You’re also protected from discrimination if:

  • you’re associated with someone who has a protected characteristic, for example a family member or friend
  • you’ve complained about discrimination or supported someone else’s claim
  • An employee who thinks they’ve been discriminated against may raise a grievance or take their case to an employment tribunal.
  • You’re responsible for discrimination carried out by your employees unless you can show you’ve done everything you reasonably could to prevent or stop it.

There is no maximum cap on the amount of compensation that you can receive for discrimination.

  1. Lack of Company Policies & Procedures

The only express legal requirements for employers to have employment policies and procedures are as follows:

  • under the Health and Safety at Work etc Act 1974, employers with 5 or more employees must have a written general Health and Safety Policy; and
  • under the Employment Rights Act 1996, employers are required to give employees a written statement of the main terms and conditions of their employment, which includes the employer’s rules and procedures for dealing with both disciplinary and grievance issues

However, there are also a number of other areas where non-statutory codes of practice, designed to set out guidance as to how employers can comply with their statutory employment obligations, recommend that employers implement appropriate policies and/or procedures.

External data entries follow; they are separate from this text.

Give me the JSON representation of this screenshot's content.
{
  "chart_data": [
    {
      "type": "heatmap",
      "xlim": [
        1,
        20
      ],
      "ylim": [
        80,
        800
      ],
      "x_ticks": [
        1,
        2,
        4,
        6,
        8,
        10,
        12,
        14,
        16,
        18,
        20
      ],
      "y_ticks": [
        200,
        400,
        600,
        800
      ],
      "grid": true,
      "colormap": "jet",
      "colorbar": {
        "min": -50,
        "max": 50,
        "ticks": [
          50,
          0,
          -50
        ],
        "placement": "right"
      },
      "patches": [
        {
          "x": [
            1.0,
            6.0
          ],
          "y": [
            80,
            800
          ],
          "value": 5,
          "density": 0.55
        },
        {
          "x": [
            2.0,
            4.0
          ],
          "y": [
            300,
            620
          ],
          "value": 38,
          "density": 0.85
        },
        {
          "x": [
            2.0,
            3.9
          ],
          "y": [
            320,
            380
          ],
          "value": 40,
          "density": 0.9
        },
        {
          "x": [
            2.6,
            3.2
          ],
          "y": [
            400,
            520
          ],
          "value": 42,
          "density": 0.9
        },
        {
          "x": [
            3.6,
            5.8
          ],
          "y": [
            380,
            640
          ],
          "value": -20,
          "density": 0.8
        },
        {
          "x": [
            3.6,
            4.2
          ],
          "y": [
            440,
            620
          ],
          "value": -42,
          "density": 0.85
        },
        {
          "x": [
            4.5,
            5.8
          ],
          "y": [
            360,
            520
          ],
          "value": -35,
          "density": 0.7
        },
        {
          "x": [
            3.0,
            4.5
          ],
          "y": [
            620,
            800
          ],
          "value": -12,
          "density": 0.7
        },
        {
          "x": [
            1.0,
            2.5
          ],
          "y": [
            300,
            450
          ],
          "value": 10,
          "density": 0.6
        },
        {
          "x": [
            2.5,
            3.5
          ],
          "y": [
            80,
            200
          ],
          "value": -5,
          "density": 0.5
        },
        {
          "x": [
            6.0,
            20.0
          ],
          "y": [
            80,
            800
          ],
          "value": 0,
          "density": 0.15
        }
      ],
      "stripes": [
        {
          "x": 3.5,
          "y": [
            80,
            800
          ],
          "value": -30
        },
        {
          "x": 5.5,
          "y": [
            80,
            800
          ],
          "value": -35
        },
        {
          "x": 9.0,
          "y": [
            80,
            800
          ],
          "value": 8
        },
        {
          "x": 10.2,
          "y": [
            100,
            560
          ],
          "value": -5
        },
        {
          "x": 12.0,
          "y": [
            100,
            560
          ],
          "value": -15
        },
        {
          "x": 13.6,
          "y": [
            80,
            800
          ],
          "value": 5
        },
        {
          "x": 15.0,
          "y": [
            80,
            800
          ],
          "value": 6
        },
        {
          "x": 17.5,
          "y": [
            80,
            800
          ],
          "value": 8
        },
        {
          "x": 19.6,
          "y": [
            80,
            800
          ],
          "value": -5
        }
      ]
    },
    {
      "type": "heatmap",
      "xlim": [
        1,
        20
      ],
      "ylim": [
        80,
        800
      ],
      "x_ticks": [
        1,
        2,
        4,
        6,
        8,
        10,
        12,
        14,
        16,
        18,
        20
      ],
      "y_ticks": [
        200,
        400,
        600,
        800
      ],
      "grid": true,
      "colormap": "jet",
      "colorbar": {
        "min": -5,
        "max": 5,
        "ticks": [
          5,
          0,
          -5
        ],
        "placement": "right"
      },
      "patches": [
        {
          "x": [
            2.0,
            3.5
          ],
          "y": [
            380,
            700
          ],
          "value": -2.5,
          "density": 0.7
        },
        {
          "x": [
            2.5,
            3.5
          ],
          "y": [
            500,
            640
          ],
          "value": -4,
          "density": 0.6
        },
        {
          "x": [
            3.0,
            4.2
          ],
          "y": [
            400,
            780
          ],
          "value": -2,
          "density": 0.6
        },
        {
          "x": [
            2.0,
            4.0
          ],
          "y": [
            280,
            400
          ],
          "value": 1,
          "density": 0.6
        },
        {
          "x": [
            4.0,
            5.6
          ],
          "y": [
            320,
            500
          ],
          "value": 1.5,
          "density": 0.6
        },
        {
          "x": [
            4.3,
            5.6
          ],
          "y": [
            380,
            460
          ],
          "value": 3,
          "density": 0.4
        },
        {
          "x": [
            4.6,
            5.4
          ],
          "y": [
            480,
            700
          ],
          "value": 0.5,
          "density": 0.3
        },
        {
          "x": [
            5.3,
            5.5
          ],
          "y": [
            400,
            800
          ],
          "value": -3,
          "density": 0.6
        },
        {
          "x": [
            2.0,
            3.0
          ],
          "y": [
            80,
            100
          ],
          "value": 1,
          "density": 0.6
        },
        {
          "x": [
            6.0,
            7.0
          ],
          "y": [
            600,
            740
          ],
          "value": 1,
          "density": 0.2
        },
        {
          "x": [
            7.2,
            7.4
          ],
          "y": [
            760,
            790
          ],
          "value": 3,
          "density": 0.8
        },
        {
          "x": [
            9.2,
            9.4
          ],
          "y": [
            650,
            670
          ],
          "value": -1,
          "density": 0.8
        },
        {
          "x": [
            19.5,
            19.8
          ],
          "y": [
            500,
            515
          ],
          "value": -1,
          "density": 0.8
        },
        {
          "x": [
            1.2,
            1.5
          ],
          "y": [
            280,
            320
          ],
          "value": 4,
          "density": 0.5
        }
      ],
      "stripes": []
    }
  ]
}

A prime example of this is the employment related code of practice issued under the Equality Act 2010, which outlaws discrimination and harassment on various grounds, including sex, race, age and religion. This code recommends that an employer should have an Equal Opportunities Policy and gives guidance as to what it should contain.

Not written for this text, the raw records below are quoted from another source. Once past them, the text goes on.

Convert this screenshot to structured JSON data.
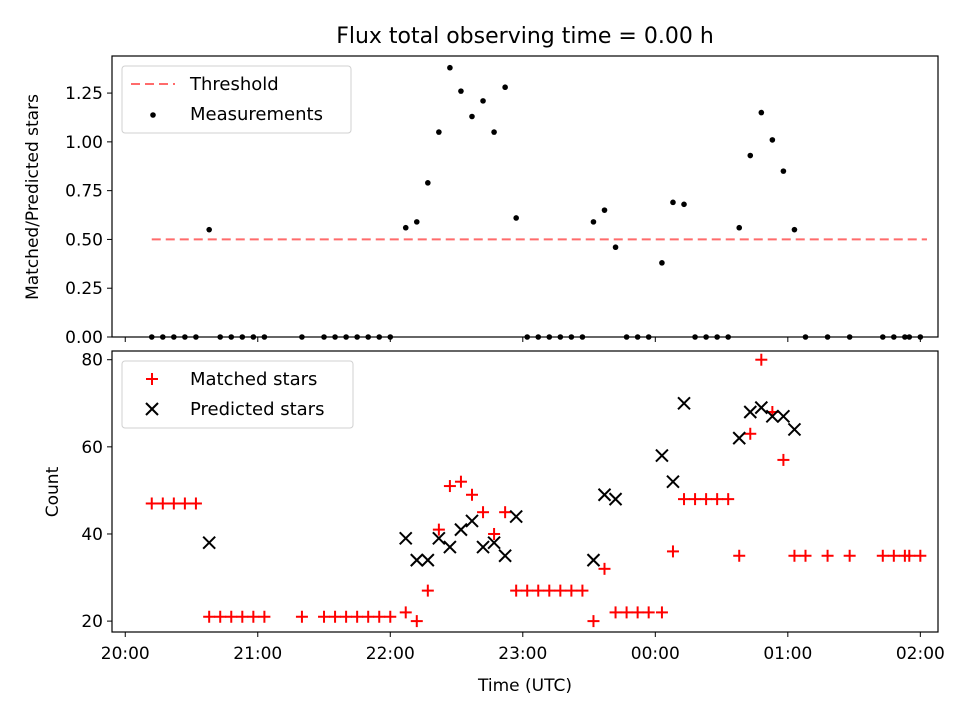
{
  "chart_data": [
    {
      "type": "scatter",
      "title": "Flux total observing time = 0.00 h",
      "ylabel": "Matched/Predicted stars",
      "ylim": [
        0,
        1.44
      ],
      "yticks": [
        0,
        0.25,
        0.5,
        0.75,
        1.0,
        1.25
      ],
      "ytick_labels": [
        "0.00",
        "0.25",
        "0.50",
        "0.75",
        "1.00",
        "1.25"
      ],
      "legend": {
        "placement": "upper-left",
        "entries": [
          "Threshold",
          "Measurements"
        ]
      },
      "threshold": {
        "name": "Threshold",
        "value": 0.5,
        "x_range": [
          "20:12",
          "02:03"
        ],
        "color": "#ff6b6b"
      },
      "series": [
        {
          "name": "Measurements",
          "color": "#000000",
          "points": [
            [
              "20:12",
              0
            ],
            [
              "20:17",
              0
            ],
            [
              "20:22",
              0
            ],
            [
              "20:27",
              0
            ],
            [
              "20:32",
              0
            ],
            [
              "20:38",
              0.55
            ],
            [
              "20:43",
              0
            ],
            [
              "20:48",
              0
            ],
            [
              "20:53",
              0
            ],
            [
              "20:58",
              0
            ],
            [
              "21:03",
              0
            ],
            [
              "21:20",
              0
            ],
            [
              "21:30",
              0
            ],
            [
              "21:35",
              0
            ],
            [
              "21:40",
              0
            ],
            [
              "21:45",
              0
            ],
            [
              "21:50",
              0
            ],
            [
              "21:55",
              0
            ],
            [
              "22:00",
              0
            ],
            [
              "22:07",
              0.56
            ],
            [
              "22:12",
              0.59
            ],
            [
              "22:17",
              0.79
            ],
            [
              "22:22",
              1.05
            ],
            [
              "22:27",
              1.38
            ],
            [
              "22:32",
              1.26
            ],
            [
              "22:37",
              1.13
            ],
            [
              "22:42",
              1.21
            ],
            [
              "22:47",
              1.05
            ],
            [
              "22:52",
              1.28
            ],
            [
              "22:57",
              0.61
            ],
            [
              "23:02",
              0
            ],
            [
              "23:07",
              0
            ],
            [
              "23:12",
              0
            ],
            [
              "23:17",
              0
            ],
            [
              "23:22",
              0
            ],
            [
              "23:27",
              0
            ],
            [
              "23:32",
              0.59
            ],
            [
              "23:37",
              0.65
            ],
            [
              "23:42",
              0.46
            ],
            [
              "23:47",
              0
            ],
            [
              "23:52",
              0
            ],
            [
              "23:57",
              0
            ],
            [
              "00:03",
              0.38
            ],
            [
              "00:08",
              0.69
            ],
            [
              "00:13",
              0.68
            ],
            [
              "00:18",
              0
            ],
            [
              "00:23",
              0
            ],
            [
              "00:28",
              0
            ],
            [
              "00:33",
              0
            ],
            [
              "00:38",
              0.56
            ],
            [
              "00:43",
              0.93
            ],
            [
              "00:48",
              1.15
            ],
            [
              "00:53",
              1.01
            ],
            [
              "00:58",
              0.85
            ],
            [
              "01:03",
              0.55
            ],
            [
              "01:08",
              0
            ],
            [
              "01:18",
              0
            ],
            [
              "01:28",
              0
            ],
            [
              "01:43",
              0
            ],
            [
              "01:48",
              0
            ],
            [
              "01:53",
              0
            ],
            [
              "01:55",
              0
            ],
            [
              "02:00",
              0
            ]
          ]
        }
      ]
    },
    {
      "type": "scatter",
      "xlabel": "Time (UTC)",
      "ylabel": "Count",
      "ylim": [
        17.5,
        82
      ],
      "yticks": [
        20,
        40,
        60,
        80
      ],
      "xticks": [
        "20:00",
        "21:00",
        "22:00",
        "23:00",
        "00:00",
        "01:00",
        "02:00"
      ],
      "legend": {
        "placement": "upper-left",
        "entries": [
          "Matched stars",
          "Predicted stars"
        ]
      },
      "series": [
        {
          "name": "Matched stars",
          "marker": "plus",
          "color": "#ff0000",
          "points": [
            [
              "20:12",
              47
            ],
            [
              "20:17",
              47
            ],
            [
              "20:22",
              47
            ],
            [
              "20:27",
              47
            ],
            [
              "20:32",
              47
            ],
            [
              "20:38",
              21
            ],
            [
              "20:43",
              21
            ],
            [
              "20:48",
              21
            ],
            [
              "20:53",
              21
            ],
            [
              "20:58",
              21
            ],
            [
              "21:03",
              21
            ],
            [
              "21:20",
              21
            ],
            [
              "21:30",
              21
            ],
            [
              "21:35",
              21
            ],
            [
              "21:40",
              21
            ],
            [
              "21:45",
              21
            ],
            [
              "21:50",
              21
            ],
            [
              "21:55",
              21
            ],
            [
              "22:00",
              21
            ],
            [
              "22:07",
              22
            ],
            [
              "22:12",
              20
            ],
            [
              "22:17",
              27
            ],
            [
              "22:22",
              41
            ],
            [
              "22:27",
              51
            ],
            [
              "22:32",
              52
            ],
            [
              "22:37",
              49
            ],
            [
              "22:42",
              45
            ],
            [
              "22:47",
              40
            ],
            [
              "22:52",
              45
            ],
            [
              "22:57",
              27
            ],
            [
              "23:02",
              27
            ],
            [
              "23:07",
              27
            ],
            [
              "23:12",
              27
            ],
            [
              "23:17",
              27
            ],
            [
              "23:22",
              27
            ],
            [
              "23:27",
              27
            ],
            [
              "23:32",
              20
            ],
            [
              "23:37",
              32
            ],
            [
              "23:42",
              22
            ],
            [
              "23:47",
              22
            ],
            [
              "23:52",
              22
            ],
            [
              "23:57",
              22
            ],
            [
              "00:03",
              22
            ],
            [
              "00:08",
              36
            ],
            [
              "00:13",
              48
            ],
            [
              "00:18",
              48
            ],
            [
              "00:23",
              48
            ],
            [
              "00:28",
              48
            ],
            [
              "00:33",
              48
            ],
            [
              "00:38",
              35
            ],
            [
              "00:43",
              63
            ],
            [
              "00:48",
              80
            ],
            [
              "00:53",
              68
            ],
            [
              "00:58",
              57
            ],
            [
              "01:03",
              35
            ],
            [
              "01:08",
              35
            ],
            [
              "01:18",
              35
            ],
            [
              "01:28",
              35
            ],
            [
              "01:43",
              35
            ],
            [
              "01:48",
              35
            ],
            [
              "01:53",
              35
            ],
            [
              "01:55",
              35
            ],
            [
              "02:00",
              35
            ]
          ]
        },
        {
          "name": "Predicted stars",
          "marker": "x",
          "color": "#000000",
          "points": [
            [
              "20:38",
              38
            ],
            [
              "22:07",
              39
            ],
            [
              "22:12",
              34
            ],
            [
              "22:17",
              34
            ],
            [
              "22:22",
              39
            ],
            [
              "22:27",
              37
            ],
            [
              "22:32",
              41
            ],
            [
              "22:37",
              43
            ],
            [
              "22:42",
              37
            ],
            [
              "22:47",
              38
            ],
            [
              "22:52",
              35
            ],
            [
              "22:57",
              44
            ],
            [
              "23:32",
              34
            ],
            [
              "23:37",
              49
            ],
            [
              "23:42",
              48
            ],
            [
              "00:03",
              58
            ],
            [
              "00:08",
              52
            ],
            [
              "00:13",
              70
            ],
            [
              "00:38",
              62
            ],
            [
              "00:43",
              68
            ],
            [
              "00:48",
              69
            ],
            [
              "00:53",
              67
            ],
            [
              "00:58",
              67
            ],
            [
              "01:03",
              64
            ]
          ]
        }
      ]
    }
  ]
}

Although the code concerned does not itself have legal status, breaches of it can be taken into account by an Employment Tribunal in determining an employer’s liability for discrimination and harassment claims, and as a result employers would be wise to ensure that they have such a policy in place.

Even if stated to be non-contractual, it is very important for employers to note that an employer’s failure to follow their own policy, although not a breach of contract, will still generally be taken into account by an employment tribunal so far as it is relevant to determining the claim concerned. Tribunals will therefore expect an employer to be able to give a very good reason as to why any relevant non-contractual policy was not followed. Furthermore, it can be the case that, even if an employer states in a handbook that certain or all policies are not contractual in nature, policies can be deemed to be contractual, if other circumstances, such as custom and practice, supports that fact.

  1. Wasted Time

If you don’t handle your HR/people management responsibilities properly, you will inevitably encounter issues or complaints from your employees at some point. The management time required to sort these out is always significantly more than the time that would have been needed to do things right in the first place.

And if you are taken to an employment tribunal, the preparation required amounts to weeks of lost management time.

  1. Demotivated staff

Information about employee rights is widely available on the internet, so employees tend to be fairly clued up about their rights at work and the processes that their employers should follow. So if you don’t do things properly, your employees will more than likely know and that can lead to demotivation and lower productivity. Whereas if you treat your staff fairly and lawfully, they are more likely to be happy and productive at work.